Friday, October 11, 2013
Where-in I pick through Kickstarter for the projects that most catch my fancy.
WHY YOU SHOULD CARE: People's fondness for pixelated gaming is not a secret, and it seems any indie effort is as likely to sport blocky graphics as it is "HD." Those jagged edges invoke feelings of nostalgia for the games of yesteryear, and in many cases go a long way in demonstrating what kind of game you are about to play. But sometimes a game is more than that, a real statement of beauty like Sword & Sworcery was. Hyper Light Drifter is one of those games.
WHAT YOU SHOULD GET: $40. Digital versions of the game, manual, soundtrack, and artbook. You also get some other digital bonuses (like a new "sprite.") and a second key for the game, so you can actually take advantage of all those additional platforms from the stretch goals.
RELEVANT LINKS: @HeartMachineZ | www.heart-machine.com | Facebook Page
WHY YOU SHOULD CARE: Japan is putting its foot into the Kickstarter ring with successful projects like Little Witch Academia and the enormously popular Mighty No. 9. By continuing to support Japanese efforts, that means we'll get to see even more of it! Besides, Akiba is a book full of lovely Japanese art, printed with a special wide gamut process that results in much brighter images than with traditional CMYK.
WHAT YOU SHOULD GET: $18 Otaku.

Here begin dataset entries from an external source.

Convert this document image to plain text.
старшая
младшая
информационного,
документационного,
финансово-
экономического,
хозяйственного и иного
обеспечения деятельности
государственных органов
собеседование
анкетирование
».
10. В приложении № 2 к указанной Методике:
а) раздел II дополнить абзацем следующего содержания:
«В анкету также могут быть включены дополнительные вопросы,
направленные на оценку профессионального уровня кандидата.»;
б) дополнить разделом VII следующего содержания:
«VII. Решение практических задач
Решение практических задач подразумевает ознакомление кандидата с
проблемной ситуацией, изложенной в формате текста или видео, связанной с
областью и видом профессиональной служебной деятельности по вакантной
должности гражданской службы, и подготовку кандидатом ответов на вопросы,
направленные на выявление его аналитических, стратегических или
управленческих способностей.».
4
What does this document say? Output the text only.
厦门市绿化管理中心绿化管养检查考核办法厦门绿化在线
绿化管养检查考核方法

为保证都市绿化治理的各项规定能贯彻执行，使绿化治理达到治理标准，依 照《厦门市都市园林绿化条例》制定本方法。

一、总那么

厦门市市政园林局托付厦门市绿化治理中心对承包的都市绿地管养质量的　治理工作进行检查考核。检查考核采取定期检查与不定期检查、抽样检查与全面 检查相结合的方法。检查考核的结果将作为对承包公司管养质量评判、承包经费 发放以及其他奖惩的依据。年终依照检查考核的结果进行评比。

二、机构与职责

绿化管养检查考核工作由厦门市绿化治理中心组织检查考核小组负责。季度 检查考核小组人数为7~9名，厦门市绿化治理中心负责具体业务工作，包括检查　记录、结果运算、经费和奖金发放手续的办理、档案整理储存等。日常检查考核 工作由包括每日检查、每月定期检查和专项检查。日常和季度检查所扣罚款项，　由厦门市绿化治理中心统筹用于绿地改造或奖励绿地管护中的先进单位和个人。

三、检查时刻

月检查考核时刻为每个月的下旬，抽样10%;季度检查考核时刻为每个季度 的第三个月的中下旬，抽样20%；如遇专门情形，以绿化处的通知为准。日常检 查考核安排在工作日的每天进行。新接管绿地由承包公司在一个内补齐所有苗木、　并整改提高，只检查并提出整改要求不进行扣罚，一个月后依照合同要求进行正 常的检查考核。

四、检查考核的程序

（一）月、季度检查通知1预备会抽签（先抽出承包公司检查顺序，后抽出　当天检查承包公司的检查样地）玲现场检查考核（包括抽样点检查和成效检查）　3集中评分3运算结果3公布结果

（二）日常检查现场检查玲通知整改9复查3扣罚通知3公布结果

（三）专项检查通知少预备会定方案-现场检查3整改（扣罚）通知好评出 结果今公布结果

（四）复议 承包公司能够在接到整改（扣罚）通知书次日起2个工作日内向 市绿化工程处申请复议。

A copy of the magazine and all of the various stretch goals that have accrued over the campaign.
RELEVANT LINKS: jhlab.jp
WHY YOU SHOULD CARE: One of the big things I really miss about magazines is the design of them. When you view an article online, you get all the text, all the photos, and even video clips you never could have back then, but never the lovingly defined spreads, crammed to the gills with artwork, screenshots exploding from detailed backgrounds, and maybe a line of crooked text or two. It's nice to see that again.
WHAT YOU SHOULD GET: $30 Physical Book Tier. A physical copy of the magazine—I mean come on, that's the whole point, right?—plus an art print and all the digital goods.
RELEVANT LINKS: @sketchcraft | www.sketchcraft.com | Facebook
WHY YOU SHOULD CARE: FATE is a great system, as can be attested by its modestly successful Kickstarter. So if you want to take the game to task in a far-flung future of aliens and spaceships, then Dawning Star is a good place to find it. With a flexible setting that can be tailored from pulp to space opera to interstellar intrigue with ease, and a healthy fanbase from previous editions, it's hard to go wrong.
WHAT YOU SHOULD GET: $35 EOS Defense Force. A physical copy of the game and all the digital goodies.
RELEVANT LINKS: @DawningStarRPG | www.dawningstar.com | Facebook
WHY YOU SHOULD CARE: While the game's use of 3D anime-style models isn't as nice as traditionally rendered art, the look serves its needs, and what you have is a fun-looking take on the date-sim. I'm especially fond of your character's cellphone that you actually check for messages throughout the game.
WHAT YOU SHOULD GET: $10 Digital Download Pack. A download copy of the game and the usual digital extras.